No as a Service

  • > {"error":"Too many requests, please try again later."}

    I guess it still works.

  • Not sure why, but reasons.json is mostly duplicates (as many as 50!) of the same 25 responses: https://gist.github.com/deanputney/4143ca30f7823ce53d894d3ed...

    It'd be easier to add new ones if they were in there a single time each. Maybe the duplication is meant to handle distribution?

  • Fun idea. I wonder why the rejection messages are repeated so often in the "reasons" file.

    "I truly value our connection, and I hope my no doesn't change that." shows up 45 times.

    Seems like most of the rejections appear between 30 and 50 times.

  • I made a lot of things like this as a noob and threw them up on github.

    As you gain experience, these projects become a testament to how far you've come.

    "An http endpoint that returns a random array element" becomes so incredibly trivial that you can't believe you even made a repo for it, and one day you sheepishly delete it.

  • Well this is something... someone creating a service off the back of a meme that's been flying around my networks for the past two days...

  • {"error":"Too many requests, please try again later."}

    a missed opportunity for some humor

  • It could be genuinely useful for testing HTTP clients if it had a wider array of failure modes.

    Some ideas:

    - All the different HTTP status codes

    - expired/invalid TLS cert

    - no TLS cipher overlap

    - invalid syntax at the TLS and/or HTTP level

    - hang/timeout

    - endless slowloris-style response

    - compression-bomb

    - DNS failure (and/or round-robin DNS where some IPs are bad)

    - infinite redirect loop

    - ipv6-only

    - ipv4-only

    - Invalid JSON or XML syntax

  • Looks impressive, but out of the 1000 possible responses, only 26 are unique.

  • A worthy spiritual disciple of the Journal of Universal Rejection (https://www.universalrejection.org/)

  • nice.
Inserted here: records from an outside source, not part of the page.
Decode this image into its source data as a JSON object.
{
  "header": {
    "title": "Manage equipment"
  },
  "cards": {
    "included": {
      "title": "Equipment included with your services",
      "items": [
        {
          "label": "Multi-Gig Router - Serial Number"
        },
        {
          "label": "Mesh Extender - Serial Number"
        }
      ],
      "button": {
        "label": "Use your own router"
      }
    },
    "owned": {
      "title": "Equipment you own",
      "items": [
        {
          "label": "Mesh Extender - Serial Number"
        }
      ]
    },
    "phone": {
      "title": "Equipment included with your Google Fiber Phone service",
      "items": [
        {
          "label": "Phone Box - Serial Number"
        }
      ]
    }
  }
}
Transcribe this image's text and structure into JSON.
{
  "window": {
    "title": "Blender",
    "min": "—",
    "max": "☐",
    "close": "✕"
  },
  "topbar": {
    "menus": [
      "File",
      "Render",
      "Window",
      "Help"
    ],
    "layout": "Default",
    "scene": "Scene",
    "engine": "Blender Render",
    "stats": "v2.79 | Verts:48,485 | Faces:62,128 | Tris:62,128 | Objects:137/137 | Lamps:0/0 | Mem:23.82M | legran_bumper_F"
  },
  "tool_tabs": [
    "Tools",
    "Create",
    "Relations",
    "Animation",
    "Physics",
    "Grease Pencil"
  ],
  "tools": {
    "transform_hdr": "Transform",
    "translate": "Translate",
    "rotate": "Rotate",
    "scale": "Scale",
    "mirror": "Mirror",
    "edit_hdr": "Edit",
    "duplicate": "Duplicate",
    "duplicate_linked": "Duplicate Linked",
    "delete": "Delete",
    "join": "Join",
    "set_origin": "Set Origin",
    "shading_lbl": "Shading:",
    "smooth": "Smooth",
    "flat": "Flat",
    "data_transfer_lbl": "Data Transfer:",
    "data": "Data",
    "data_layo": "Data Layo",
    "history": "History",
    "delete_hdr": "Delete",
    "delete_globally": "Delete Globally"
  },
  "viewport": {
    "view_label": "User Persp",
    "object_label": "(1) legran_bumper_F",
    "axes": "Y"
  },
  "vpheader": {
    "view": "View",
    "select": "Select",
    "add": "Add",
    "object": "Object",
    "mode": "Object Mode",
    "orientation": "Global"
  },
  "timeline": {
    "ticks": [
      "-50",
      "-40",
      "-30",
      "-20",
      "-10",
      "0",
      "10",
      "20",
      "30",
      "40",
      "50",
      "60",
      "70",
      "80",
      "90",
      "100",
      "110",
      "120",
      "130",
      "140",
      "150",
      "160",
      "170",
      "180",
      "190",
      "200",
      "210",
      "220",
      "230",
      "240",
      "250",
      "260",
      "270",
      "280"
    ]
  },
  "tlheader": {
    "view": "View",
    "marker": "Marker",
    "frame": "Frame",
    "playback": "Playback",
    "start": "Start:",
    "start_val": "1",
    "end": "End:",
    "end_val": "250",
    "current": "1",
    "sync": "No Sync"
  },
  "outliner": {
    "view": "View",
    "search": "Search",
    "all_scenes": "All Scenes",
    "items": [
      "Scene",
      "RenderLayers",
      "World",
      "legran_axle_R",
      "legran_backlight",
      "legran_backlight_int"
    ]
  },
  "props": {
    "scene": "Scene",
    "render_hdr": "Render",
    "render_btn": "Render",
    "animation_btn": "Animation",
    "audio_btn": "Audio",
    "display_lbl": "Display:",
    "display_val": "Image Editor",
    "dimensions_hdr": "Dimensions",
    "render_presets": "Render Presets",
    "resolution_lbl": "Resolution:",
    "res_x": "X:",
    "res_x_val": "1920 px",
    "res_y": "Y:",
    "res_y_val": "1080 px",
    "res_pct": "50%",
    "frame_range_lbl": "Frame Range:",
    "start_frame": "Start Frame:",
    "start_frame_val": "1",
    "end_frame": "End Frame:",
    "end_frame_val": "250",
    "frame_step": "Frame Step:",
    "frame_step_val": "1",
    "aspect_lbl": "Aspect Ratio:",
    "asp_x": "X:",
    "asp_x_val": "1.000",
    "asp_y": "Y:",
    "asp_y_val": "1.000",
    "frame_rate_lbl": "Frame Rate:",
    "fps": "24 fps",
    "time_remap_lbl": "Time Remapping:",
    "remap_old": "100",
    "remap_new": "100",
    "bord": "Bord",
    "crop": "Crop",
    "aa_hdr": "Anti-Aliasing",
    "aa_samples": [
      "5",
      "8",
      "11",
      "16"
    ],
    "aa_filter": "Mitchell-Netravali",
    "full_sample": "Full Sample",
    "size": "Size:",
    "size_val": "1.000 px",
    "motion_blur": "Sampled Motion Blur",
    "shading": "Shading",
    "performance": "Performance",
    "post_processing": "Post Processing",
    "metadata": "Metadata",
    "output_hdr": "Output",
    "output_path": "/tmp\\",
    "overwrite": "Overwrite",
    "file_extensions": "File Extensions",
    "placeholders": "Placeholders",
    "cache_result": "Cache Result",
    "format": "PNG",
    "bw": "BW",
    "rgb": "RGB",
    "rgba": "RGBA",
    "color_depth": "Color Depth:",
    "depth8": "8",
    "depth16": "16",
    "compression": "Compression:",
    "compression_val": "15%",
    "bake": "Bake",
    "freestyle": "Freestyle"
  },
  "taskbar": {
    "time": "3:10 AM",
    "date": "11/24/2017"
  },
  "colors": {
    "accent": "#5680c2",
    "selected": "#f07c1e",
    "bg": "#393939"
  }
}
Reminds me of BOFH (Bastard operator from Hell) . And those box-like calendars with page-per-day with some excuse^w^w tip on each :)

    https://bofh.bjash.com/bofh/bofh1.html

  • Oh great, it's Balatro's Wheel of Fortune card as a Service (WoFaaS)

  • The API rate limiting has been removed.

  • inb4 someone genuinely doesn't understand why you wouldn't do this with an LLM

  • :)

  • :)

  • [dead]

  • > Rate Limit: 10 requests per minute per IP

    I understand that one wants some rate limiting so that others don't just use this as a backend for their own service causing every single request for their service to also create an API request. But this is as simple and resource unintensive as it gets for an HTTP server. 10 requests per minute is just silly.

    Also could it be that the limit isn't enforced against the origin IP address but against the whole Cloudflare reverse proxy?